Dila is a student of Teach For Nepal Fellow Sita Thapa. Sita, who is a graduate of Nursing from Rajiv Gandhi University in India,  started her Fellowship journey in a village of Balapur in Dang. A nurse with a passion for Zumba and fitness, she started morning Zumba sessions for her students the very month she arrived at her school. This soon evolved into a Health and Fitness club that started conducting a series of health awareness campaigns through mime acts and plays in various schools and communities. 

But Sita didn’t just start a club, she nurtured a group of young leaders and connected them with senior members of the community in order to sustain the club under student leadership. 

The club has 40 student members out of which 7 are in the steering committee. Dila K.C. along with five other students have been trained and mentored on various leadership skills. Additionally, a local member, who is involved in poultry breeding and farming, serves as an advisor along with a few more community members. These local members contribute Rs.30,000 to support the group of students with their programs, activities and leadership transitions as and when needed.

This April 2020, Sita completed her two years for Fellowship and returned home. But she has left behind a group of youth leaders who take responsibility for their community and inspire the next generation.

 

EXTENDING SENSE OF POSSIBILITY DURING TOUGH TIMES.

Doing nothing is not an option. Despite the constraints and challenges, teachers have to find ways to support students.

This is the thought that led Bishwas Regmi to immediately connect with his students after the lockdown. The first thing that came into his mind was Zoom. While others were fretting over the feasibility of internet connections and the ability to remotely reach students, he wanted to start with whatever he had.

Bishwas called one of his students Pradip and taught him how to navigate Zoom. Pradip picked it up within two hours and then went on to teach his friends around his neighborhood. Within two days, Pradip had trained five more students to use zoom and they hosted their first zoom meeting. It wasn’t much, but it was something to start with. 

Initially, Bishwas had planned to run different topics in science through his Zoom and phone calls. However, he soon realized that students were undergoing stress and needed a space to emotionally express themselves. So he gave his students an assignment: Lock Down Dairy which could include a range of topics such as their feelings, their daily routine, and the situation in their community. 

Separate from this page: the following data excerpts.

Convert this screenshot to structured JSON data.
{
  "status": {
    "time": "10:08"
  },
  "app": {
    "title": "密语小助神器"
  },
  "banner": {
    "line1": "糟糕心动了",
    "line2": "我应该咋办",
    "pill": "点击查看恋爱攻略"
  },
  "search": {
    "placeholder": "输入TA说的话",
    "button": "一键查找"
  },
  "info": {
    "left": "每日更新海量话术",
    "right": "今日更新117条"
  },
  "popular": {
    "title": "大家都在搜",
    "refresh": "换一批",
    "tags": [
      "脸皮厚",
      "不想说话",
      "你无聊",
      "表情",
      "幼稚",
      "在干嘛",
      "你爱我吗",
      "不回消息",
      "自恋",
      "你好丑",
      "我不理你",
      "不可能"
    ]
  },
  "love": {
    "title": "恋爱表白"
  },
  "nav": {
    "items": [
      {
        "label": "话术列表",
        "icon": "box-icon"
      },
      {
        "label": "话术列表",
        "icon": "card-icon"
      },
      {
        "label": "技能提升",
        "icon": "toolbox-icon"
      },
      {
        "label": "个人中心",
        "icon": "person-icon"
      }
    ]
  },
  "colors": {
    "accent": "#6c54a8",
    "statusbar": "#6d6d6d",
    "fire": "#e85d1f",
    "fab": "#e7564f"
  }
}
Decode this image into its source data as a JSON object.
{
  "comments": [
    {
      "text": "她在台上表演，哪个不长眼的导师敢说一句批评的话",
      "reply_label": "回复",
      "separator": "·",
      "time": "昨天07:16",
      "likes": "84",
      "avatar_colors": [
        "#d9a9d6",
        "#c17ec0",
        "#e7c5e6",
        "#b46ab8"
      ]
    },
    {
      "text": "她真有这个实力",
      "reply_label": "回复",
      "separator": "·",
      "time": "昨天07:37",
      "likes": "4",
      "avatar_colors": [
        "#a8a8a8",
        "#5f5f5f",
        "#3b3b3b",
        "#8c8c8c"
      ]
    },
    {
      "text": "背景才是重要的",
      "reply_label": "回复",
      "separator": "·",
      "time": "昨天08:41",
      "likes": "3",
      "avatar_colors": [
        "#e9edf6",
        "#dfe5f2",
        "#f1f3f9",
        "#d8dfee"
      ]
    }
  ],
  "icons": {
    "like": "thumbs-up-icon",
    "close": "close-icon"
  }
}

In her lockdown diary Sama (name changed), one of his students shared how deeply she was worried that all her preparations for the board exams would now go in vain. 

Reading the many stories that his students have been sending him, Bishwas has realized how important these communications have been to support students in these distressing times.

Bishwas is one of the 138 Teach For Nepal Fellows who are extending their sense of possibility and, through several trials and errors, finding innovative ways to reach as many students as possible. Fellows are continuously learning and evolving with a high sense of responsibility and duty.


Bishwas Regmi who completed his Bachelor of Science from Tri Chandra College, TU,  joined TFN Fellowship in 2019 has completed his first year of Fellowship in Nawajagaran Secondary School, Kutechaur, Dang. 

Sita Thapa is one of the 68 Fellows who recently joined the Alumni movement from April 2020. She completed her two years of TFN Fellowship in Balapur Secondary School, Dang.